To submit on blackboard, due 10-08-2020, 5:00pm

First, create an R Markdown document in which you will complete this assignment. Demonstrate your knowledge of R Markdown in the following ways:

• Produce a section header that says “R Markdown” and is bigger than normal text.

  • Within this section, produce a subsection header that is smaller than the section header and says “R Markdown features”.
  • Write a sentence that includes bold text, italicized text, and normal text. (This will not be in a code chunk.)
  • Write a sentence that includes one inline R code in the sentence.
  • Link an image from your computer - that is school-appropriate - to be output when the document is knitted together.
  • Produce a 3x3 table with column headers just using text - no code chunk. (See Lecture 4 for a hint).

• Produce a section header that says “Statistical functions” and is bigger than normal text.
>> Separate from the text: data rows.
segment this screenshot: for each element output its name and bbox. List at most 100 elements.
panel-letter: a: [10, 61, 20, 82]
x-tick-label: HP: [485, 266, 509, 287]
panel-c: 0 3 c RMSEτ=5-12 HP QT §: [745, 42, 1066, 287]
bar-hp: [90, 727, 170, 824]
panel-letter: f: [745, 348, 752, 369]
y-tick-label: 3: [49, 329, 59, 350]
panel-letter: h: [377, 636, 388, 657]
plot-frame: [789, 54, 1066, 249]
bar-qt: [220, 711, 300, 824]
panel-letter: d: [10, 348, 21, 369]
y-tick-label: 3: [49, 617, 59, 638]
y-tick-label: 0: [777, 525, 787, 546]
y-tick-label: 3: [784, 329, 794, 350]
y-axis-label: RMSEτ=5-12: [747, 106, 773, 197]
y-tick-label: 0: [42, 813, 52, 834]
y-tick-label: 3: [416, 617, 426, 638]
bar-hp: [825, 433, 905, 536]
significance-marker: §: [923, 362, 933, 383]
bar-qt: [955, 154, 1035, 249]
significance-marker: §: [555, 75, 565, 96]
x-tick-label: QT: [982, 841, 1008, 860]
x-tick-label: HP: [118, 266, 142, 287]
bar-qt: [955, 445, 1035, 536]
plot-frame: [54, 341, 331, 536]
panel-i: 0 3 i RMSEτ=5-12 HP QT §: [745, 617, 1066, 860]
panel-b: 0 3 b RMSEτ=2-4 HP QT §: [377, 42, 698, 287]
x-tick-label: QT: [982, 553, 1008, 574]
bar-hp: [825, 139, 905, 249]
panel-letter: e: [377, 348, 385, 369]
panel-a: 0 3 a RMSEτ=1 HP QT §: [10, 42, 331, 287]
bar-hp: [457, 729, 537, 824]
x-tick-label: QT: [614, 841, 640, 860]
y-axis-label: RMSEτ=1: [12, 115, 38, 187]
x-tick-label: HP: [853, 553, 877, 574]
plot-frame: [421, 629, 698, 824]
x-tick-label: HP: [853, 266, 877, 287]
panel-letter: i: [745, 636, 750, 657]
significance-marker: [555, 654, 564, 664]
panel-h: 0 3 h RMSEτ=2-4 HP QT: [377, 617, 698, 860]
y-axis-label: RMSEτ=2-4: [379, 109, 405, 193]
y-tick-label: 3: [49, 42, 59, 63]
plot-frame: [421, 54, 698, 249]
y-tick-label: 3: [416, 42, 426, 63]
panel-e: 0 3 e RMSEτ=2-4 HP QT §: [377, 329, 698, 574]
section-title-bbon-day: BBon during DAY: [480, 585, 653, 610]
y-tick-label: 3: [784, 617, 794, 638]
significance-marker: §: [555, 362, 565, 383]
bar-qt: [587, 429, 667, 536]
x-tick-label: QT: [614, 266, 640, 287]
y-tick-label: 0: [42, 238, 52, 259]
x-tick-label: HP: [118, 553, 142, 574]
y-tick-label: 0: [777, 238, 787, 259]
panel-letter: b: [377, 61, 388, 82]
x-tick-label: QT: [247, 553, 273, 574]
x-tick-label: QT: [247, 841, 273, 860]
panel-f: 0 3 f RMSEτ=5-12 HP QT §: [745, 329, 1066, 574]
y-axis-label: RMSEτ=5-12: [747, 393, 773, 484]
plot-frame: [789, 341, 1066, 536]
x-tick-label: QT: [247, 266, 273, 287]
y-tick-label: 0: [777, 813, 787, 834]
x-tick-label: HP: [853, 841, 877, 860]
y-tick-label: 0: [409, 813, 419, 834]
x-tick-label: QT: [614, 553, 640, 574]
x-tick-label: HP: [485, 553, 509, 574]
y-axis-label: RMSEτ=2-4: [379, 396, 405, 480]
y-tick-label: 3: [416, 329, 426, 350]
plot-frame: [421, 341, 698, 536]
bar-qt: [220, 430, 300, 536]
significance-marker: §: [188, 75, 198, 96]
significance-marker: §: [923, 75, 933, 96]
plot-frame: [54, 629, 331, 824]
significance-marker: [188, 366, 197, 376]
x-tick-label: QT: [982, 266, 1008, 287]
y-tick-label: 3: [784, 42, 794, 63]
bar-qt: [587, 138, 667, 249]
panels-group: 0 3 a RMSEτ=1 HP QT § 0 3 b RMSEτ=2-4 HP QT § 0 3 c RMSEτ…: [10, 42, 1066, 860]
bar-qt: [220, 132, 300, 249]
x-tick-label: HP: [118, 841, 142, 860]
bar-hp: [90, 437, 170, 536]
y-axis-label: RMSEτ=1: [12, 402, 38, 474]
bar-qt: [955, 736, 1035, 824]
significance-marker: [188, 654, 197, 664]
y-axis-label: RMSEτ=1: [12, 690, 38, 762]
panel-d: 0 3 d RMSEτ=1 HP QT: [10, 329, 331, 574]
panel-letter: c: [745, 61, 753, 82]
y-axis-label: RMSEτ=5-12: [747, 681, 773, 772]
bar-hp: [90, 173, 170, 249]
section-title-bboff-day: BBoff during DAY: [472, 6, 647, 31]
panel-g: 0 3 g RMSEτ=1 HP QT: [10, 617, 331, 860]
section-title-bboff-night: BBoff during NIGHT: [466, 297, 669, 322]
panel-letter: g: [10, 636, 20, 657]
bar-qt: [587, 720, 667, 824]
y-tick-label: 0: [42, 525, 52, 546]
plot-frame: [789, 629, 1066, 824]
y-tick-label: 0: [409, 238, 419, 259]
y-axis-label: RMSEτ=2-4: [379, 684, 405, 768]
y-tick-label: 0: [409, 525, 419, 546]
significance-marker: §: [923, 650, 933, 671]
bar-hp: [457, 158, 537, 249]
  • Read in the dataset ‘warpbreaks’. It comes as a default with R.
    • Fit a regression model of the number of breaks on the type of wool, the level of tension, and the interaction between wool and tension.
    • Look at the summary. Interpret the results.
    • Plot only the QQ-plot of this model. Then, provide code that would save it as a pdf to your computer.
  • Now, read in the ‘UCBAdmissions’ dataset, which comes as default with R.
    • Only keep the admissions data from Department A.
    • Run a chi-squared test of independence between gender and admittance. Comment on the results.
  • Going to simulate some data now. Set a seed for reproducibility.
    • Generate \(1000\) observations from a Normal distribution with parameters \(\mu=5, \sigma=2\).
    • Plot the empirical cdf of these data. Add a horizontal line in red at the \(0.8\) mark on the y-axis.
    • Use R’s statistical distribution functions to determine the \(80^{th}\) percentile of the above normal distribution, and store it in a variable called q80.
      • Add a point to the plot that has x-coordinate equal to the \(80^{th}\) percentile of your sample data and y-coordinate equal to \(0.8\). Fill it in with some color.
      • Add another point that has x-coordinate equal to q80 and y-coordinate equal to \(0.8\). Fill it in with another color.
      • Think about what all this means.